Assay dependent activity of the sodium channel gating modifier protoxin‐I: implications for sodium channel drug discovery

Abstract

Sodium channels (NaV1.7) are extremely attractive analgesic drug targets. The Holy Grail in NaV1.7 drug discovery (in‐vitro) is to discover selective NaV1.7 antagonists. Most compounds, if not all bind to a highly conserved, "local anesthetic binding site". Gating modifiers may exert selectivity due to interaction at less conserved allosteric sites.
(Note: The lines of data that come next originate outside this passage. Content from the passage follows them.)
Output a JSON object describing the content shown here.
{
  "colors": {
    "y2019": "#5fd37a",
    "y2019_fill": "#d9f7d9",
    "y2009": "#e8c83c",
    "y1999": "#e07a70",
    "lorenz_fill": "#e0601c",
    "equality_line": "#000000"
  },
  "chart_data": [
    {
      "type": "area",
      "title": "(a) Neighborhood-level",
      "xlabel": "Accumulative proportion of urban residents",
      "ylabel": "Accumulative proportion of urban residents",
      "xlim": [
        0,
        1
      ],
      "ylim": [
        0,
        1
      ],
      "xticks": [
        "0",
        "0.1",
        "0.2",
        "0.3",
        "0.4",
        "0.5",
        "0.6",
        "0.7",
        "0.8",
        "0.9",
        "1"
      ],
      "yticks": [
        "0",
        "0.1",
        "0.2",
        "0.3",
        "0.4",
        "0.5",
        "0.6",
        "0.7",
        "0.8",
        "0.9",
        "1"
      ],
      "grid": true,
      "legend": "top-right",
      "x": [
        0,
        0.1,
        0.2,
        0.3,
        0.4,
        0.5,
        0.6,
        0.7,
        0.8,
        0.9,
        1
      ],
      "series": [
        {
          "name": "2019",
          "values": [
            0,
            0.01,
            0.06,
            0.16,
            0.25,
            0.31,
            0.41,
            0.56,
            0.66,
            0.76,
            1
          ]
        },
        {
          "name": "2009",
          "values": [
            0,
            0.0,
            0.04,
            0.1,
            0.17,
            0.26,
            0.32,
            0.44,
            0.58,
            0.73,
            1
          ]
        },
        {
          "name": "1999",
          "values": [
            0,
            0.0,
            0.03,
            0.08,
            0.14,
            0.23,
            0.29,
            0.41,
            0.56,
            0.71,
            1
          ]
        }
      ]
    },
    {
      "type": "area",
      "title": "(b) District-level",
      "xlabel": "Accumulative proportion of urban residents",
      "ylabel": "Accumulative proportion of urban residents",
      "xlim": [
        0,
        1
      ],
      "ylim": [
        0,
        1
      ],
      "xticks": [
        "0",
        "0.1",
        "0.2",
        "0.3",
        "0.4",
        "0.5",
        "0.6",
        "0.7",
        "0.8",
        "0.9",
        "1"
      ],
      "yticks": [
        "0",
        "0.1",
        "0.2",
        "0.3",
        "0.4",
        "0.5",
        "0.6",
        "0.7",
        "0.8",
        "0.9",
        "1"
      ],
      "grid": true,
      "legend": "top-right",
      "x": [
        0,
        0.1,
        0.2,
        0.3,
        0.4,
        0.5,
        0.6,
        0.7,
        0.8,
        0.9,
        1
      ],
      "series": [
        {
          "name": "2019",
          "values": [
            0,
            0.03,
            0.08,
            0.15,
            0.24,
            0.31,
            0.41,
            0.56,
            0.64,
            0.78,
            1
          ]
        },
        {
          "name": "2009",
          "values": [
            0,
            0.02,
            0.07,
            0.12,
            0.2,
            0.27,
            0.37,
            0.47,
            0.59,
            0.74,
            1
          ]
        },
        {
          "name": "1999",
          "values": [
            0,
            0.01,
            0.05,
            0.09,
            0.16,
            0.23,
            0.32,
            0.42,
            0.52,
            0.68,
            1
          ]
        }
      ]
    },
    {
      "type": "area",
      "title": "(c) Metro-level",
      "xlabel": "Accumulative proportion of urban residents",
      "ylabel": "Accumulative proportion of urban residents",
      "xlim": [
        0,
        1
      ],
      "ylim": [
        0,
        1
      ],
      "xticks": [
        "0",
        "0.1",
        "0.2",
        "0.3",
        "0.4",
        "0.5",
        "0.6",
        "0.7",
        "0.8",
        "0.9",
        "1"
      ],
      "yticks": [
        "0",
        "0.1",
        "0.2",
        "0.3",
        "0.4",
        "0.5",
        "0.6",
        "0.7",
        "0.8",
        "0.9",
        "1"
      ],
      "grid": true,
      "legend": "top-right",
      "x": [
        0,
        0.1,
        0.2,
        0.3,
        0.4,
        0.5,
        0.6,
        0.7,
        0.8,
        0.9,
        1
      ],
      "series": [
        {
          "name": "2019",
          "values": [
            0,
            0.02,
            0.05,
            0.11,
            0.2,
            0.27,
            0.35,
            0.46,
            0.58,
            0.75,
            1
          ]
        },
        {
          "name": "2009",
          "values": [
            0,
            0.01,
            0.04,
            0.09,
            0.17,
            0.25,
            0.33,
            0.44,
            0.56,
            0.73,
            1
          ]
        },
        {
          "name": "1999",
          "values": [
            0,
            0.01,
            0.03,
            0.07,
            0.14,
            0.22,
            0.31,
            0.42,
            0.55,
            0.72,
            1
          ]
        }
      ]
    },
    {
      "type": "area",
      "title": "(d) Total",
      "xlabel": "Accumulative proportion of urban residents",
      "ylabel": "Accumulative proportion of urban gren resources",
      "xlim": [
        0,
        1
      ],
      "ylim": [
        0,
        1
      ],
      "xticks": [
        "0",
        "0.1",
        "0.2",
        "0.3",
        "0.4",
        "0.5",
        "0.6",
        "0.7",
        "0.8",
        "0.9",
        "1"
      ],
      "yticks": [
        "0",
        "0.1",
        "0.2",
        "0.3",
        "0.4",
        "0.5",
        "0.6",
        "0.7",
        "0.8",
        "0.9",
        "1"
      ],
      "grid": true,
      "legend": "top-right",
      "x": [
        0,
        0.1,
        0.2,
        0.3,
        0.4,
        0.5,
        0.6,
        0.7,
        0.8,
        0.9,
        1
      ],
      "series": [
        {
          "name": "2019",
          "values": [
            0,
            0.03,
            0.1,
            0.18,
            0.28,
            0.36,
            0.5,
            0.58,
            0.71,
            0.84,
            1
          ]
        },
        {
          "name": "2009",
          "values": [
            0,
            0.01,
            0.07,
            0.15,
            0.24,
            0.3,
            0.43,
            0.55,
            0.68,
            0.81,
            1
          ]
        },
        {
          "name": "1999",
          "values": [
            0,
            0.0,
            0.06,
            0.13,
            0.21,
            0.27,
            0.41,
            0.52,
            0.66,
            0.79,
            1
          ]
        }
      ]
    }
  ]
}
Therefore, we were interested to determine if several of the most commonly used sodium channel screening assays can identify such allosteric hits. Using protoxin‐I (ProTx‐I) we show the ability to detect gating modifiers is assay dependent. Using a voltage‐sensitive dye in FLIPR, ProTX‐I was unable to inhibit veratridine activation of NaV1.7 at concentrations up to 1 μM. Widely used pore blockers (amitriptyline, tetracaine) were effective in this assay format with a pIC50 of 6. Likewise, ProTX‐I was inactive in a radioligand‐binding assay using [3H]‐batrachotoxin as a tracer. In a VIPR FRET assay, ProTX‐1 caused only a small 'delay' in veratridine activation. In contrast , protoxin‐I was a potent blocker (pIC50 of 6.4) of the channel in two automated patch‐clamp assays (IonWorks Quattro and PatchXpress). These findings suggest that gating modulators may be missed in commonly used assays such as FLIPR that use an end‐point read. Carefully optimized VIPR assays or HTEP assays may be the preferred platform to identify sub‐type selective sodium channel blockers.